Routes of Race: Migration between Ottoman Syria, Mandate Lebanon, and the United States, 1881-1945

Department

American Studies

Abstract

“Routes of Race” examines the multiple routes migrants from Ottoman Syria took to and through North America in the first half of the twentieth century. Using archival sources from France, Lebanon, and the United States, it analyzes the encounters between peoples from Syria and power structures along their itineraries, and the ways these confrontations produced competing racial, gender, and class formations. French, US, and Ottoman state and non-state actors had stakes in this traveling population, and asserted control over them during their transit. As these powers drew the global color line, Syrian migrants both disrupted and helped shape it through their mobility. This project shows that processes of migration—tickets, borders, transit zones—reveal the inner workings of race, empire, and capital. Sitting at the intersection of ethnic studies and transnational history, this study stresses mobility as a key process of racial formation.

Program

ACLS Fellowship Program, 2024

Project

Race in Transit: Mobilities between Greater Syria and US Empire

Named Award

ACLS/Marwan M. and Ute Kraidy Centennial Fellowship in the Study of the Arab World and Latin America

Department

Women and Gender Studies

Abstract

"Race in Transit: Mobilities between Greater Syria and US Empire” follows the itineraries of migrants from Ottoman Syria through Beirut, Marseille, the US-Mexico Borderlands, US-occupied Philippines, and the United States to examine how transnational patriarchy forged the global color line, and mobility’s central role in the construction of race, sexuality, and gender.

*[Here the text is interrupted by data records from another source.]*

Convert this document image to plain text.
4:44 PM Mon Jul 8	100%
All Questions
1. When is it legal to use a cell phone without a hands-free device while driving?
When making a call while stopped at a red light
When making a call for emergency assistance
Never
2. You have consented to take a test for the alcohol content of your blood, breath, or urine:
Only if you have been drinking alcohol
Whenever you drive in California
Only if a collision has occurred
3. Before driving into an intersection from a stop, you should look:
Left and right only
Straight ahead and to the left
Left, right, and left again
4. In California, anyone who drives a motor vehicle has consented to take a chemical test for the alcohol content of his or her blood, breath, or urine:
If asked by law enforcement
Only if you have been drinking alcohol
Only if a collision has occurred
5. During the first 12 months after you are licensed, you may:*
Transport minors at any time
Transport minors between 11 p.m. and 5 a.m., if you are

Asserting that racial and gendered formations are a relational, site-specific, and incomplete projects, I argue that gendered and classed differences in Ottoman Syria were exacerbated by the transit of migrants through multiple empires. Christian Syrian men were able to align with an emerging transnational patriarchy and used their position to police poor Syrian women in transit. Gendered and class differences became racialized in unstable ways as migrants encountered the emerging multi-sited US empire. While legally classified as white in the United States, at its borders Syrians were fashioned as “desirable” or “undesirable” for entry based on their relations to transnational patriarchy and their experience in global transit. Their experiences reveal the messy relations between local and global constructions of race and transnational patriarchy and the consequence for migrants who straddle racial categories.